VI RACCONTO IL MIO TICINO

Quando mi smarrisco, sento il bisogno di percorrere il sentiero che mi riporta qui da te. Le rane, le foglie, lo scorrere dell’acqua e il silenzio. Qui posso parlare con tutto e non essere sentito da nessuno. Qui posso ascoltare tutto senza essere disturbato da niente. Tu mi doni sempre quello che mi occorre: la pace, l’armonia, la storia e la natura. Torno sempre qui da te perchè, quando sono nei tuoi boschi, mi sento a casa mia.

Ti amo mio Ticino.

Ho voluto iniziare con la mia personale dichiarazione d’amore all’anima del fiume e ora vi racconterò qualche aneddoto della sua affascinante storia.
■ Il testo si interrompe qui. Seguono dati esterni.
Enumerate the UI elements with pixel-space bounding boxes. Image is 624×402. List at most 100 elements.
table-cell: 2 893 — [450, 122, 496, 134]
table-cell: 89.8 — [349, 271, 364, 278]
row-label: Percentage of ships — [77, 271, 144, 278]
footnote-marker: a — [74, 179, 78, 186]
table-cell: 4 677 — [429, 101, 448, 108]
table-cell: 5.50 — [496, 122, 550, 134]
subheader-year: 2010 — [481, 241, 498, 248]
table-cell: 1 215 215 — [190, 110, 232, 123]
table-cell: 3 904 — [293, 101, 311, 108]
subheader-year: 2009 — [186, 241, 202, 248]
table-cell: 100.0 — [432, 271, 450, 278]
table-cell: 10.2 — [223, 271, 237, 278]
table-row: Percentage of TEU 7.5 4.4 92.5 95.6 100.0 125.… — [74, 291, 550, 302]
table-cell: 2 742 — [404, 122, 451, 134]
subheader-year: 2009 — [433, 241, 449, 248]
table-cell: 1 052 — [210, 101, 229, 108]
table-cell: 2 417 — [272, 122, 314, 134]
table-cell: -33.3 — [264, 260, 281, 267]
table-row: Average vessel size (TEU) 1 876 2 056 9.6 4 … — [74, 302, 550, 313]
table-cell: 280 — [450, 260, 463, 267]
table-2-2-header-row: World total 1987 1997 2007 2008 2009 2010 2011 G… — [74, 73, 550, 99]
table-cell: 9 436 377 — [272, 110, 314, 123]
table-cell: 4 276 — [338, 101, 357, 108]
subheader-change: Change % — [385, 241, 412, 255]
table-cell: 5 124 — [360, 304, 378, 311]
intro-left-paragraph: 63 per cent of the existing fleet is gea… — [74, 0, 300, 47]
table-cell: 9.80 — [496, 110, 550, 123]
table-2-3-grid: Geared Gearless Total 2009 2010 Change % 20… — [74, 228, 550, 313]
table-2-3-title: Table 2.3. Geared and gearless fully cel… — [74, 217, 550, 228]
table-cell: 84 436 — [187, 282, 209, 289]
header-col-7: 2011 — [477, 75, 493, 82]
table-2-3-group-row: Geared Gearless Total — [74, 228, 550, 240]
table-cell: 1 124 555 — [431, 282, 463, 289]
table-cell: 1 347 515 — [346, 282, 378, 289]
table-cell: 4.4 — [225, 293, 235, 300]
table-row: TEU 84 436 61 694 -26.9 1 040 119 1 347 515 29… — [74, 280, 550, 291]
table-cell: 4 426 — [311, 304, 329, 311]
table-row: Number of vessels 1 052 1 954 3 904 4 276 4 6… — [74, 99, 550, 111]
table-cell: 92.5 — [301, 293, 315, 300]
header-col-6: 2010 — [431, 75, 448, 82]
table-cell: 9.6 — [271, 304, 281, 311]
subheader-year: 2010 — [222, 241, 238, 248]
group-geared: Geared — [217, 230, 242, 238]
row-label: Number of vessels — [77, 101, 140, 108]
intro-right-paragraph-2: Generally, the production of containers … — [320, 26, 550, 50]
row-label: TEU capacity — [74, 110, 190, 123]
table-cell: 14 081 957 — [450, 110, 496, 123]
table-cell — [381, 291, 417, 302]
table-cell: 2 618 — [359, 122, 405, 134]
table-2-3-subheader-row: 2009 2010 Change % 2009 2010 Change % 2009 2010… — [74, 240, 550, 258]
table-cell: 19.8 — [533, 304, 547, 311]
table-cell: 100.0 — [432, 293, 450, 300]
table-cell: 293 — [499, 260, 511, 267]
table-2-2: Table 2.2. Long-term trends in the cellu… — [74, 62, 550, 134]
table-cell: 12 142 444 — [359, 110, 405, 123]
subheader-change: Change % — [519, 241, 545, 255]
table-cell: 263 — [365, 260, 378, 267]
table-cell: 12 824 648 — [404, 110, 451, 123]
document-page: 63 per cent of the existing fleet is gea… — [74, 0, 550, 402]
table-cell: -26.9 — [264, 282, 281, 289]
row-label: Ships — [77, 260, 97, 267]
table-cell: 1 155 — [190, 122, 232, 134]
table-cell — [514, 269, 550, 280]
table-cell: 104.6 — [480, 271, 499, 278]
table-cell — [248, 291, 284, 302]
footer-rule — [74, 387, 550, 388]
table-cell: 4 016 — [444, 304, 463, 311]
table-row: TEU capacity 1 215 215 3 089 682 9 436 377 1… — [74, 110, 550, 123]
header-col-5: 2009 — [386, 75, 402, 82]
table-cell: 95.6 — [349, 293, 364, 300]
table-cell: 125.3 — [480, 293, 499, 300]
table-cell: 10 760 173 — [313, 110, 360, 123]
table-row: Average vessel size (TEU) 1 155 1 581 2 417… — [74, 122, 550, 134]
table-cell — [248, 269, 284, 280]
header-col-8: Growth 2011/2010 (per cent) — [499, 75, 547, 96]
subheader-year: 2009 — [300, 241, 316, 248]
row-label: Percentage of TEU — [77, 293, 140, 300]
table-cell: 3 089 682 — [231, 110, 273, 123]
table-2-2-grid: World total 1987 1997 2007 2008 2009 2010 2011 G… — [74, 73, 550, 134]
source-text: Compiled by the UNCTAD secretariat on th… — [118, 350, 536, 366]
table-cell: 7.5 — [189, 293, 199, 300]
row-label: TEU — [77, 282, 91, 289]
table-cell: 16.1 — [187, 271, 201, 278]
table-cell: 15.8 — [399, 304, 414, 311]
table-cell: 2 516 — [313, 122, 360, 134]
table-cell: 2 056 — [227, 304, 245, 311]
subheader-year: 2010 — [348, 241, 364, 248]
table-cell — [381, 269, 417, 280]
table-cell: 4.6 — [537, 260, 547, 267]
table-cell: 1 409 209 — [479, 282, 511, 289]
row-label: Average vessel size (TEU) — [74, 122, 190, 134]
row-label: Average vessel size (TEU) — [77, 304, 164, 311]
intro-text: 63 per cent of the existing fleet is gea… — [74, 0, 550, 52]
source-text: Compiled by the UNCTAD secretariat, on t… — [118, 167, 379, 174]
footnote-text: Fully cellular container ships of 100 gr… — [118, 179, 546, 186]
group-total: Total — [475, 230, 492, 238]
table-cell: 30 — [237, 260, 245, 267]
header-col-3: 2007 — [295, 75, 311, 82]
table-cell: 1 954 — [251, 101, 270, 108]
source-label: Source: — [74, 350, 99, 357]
A due passi dalla grande metropoli milanese c’è un mondo colmo di silenzi, colori e armonia dove un un’escursione a piedi o in mountain bike ti può far vagare senza pensieri e senza una meta ben definita per ore ed ore. Un luogo pieno di biodiversità e di animo wild. Non è la foresta amazzonica, la giungla del Borneo o il selvaggio West ma è comunque il luogo adatto per raccontarvi una bella storia di natura e avventura. Ma prima devo tornare un attimo più indietro, anzi più che indietro verso nord, più precisamente in Svizzera nelle Alpi Leopontine. Qui da due diverse sorgenti, la principale sul Passo della Novena e la secondaria sul San Gottardo, nasce un fiume che per 248 chilometri attraverserà la stessa Svizzera e parte dell’italia settentrionale fino a sfociare nel grande fiume Po. Sto parlando del fiume Ticino.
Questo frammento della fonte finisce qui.